Take, for example, the experience of Marissa Mandel, a Los Angeles-based designer who recently saw the 2010 film ''I Am Love,'' a portrait of a Milanese haute bourgeoisie family in decline. Despite all the debauchery on display (Tilda Swinton makes out with a shrimp at one point), Mandel couldn't keep her eyes off a succulent-filled container dominating the stairwell of the family's mansion.

"The movie was just O.K.," Mandel says, "but I haven't forgotten the planter."

"I see everything through green-tinted glasses," says Judy Kameon, another L.A.-based designer whose work a few years ago on the Melrose Avenue Balenciaga store gave it the postapocalyptic aesthetic of ''Blade Runner,'' one of her favorite movies. To express that look, Kameon eschewed leaves and greenery. "The new plants were all silver and bronze and icy blue and black," she says. "I used succulents and cactus: everything had a sculptural static form. The ground cover was a black lava gravel."

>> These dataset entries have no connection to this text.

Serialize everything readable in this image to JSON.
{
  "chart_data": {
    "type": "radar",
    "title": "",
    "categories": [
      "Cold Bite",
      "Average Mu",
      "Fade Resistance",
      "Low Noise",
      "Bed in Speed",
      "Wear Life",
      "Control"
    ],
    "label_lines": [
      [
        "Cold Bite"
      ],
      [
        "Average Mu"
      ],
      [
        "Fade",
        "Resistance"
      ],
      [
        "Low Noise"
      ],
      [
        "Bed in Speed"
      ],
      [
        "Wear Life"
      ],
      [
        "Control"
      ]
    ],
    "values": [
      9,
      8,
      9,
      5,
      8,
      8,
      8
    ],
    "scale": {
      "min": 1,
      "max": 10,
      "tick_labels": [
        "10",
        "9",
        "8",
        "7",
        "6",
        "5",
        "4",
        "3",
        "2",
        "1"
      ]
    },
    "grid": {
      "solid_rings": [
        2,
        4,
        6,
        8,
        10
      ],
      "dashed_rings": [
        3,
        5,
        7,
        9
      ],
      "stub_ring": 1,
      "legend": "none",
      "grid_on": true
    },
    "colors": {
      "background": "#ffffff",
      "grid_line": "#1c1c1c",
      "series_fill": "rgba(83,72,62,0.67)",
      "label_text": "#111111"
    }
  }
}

A landscape architect named Steve Martino, currently completing a red stucco structure for a client's garden in Phoenix, found his inspiration in a film's location. "The shed was influenced by Casa Malaparte in Capri," Martino says, "which I first saw in a movie with Brigitte Bardot and Jack Palance called 'Contempt.' I was watching the movie on late-night TV 25 years ago, and when the house appeared, I jumped off the couch and jumped to the TV to get a closer look."

"It was very spectacular and dangerous," Martino says of the original 1937 building that overlooked the Mediterranean. "Simple and dramatic. I was fascinated by its form and its placement on the cliffs, and seeing Brigitte Bardot on the roof wasn't bad, either."

There are limits, however, to how far people are willing to let cinematic visions shape their home environment. File this one under Projects Never Completed: Martino once suggested to his client look to the big screen for a possible solution to unwanted view. "She had just shown me a new book of Dennis Hopper's photographs from the early '60s that she was proud of," Martino says. "My idea was to get a huge photo of him to paste on the wall beyond the window — similar to King Kong looking in the hotel window. She liked the idea but said she couldn't live with it."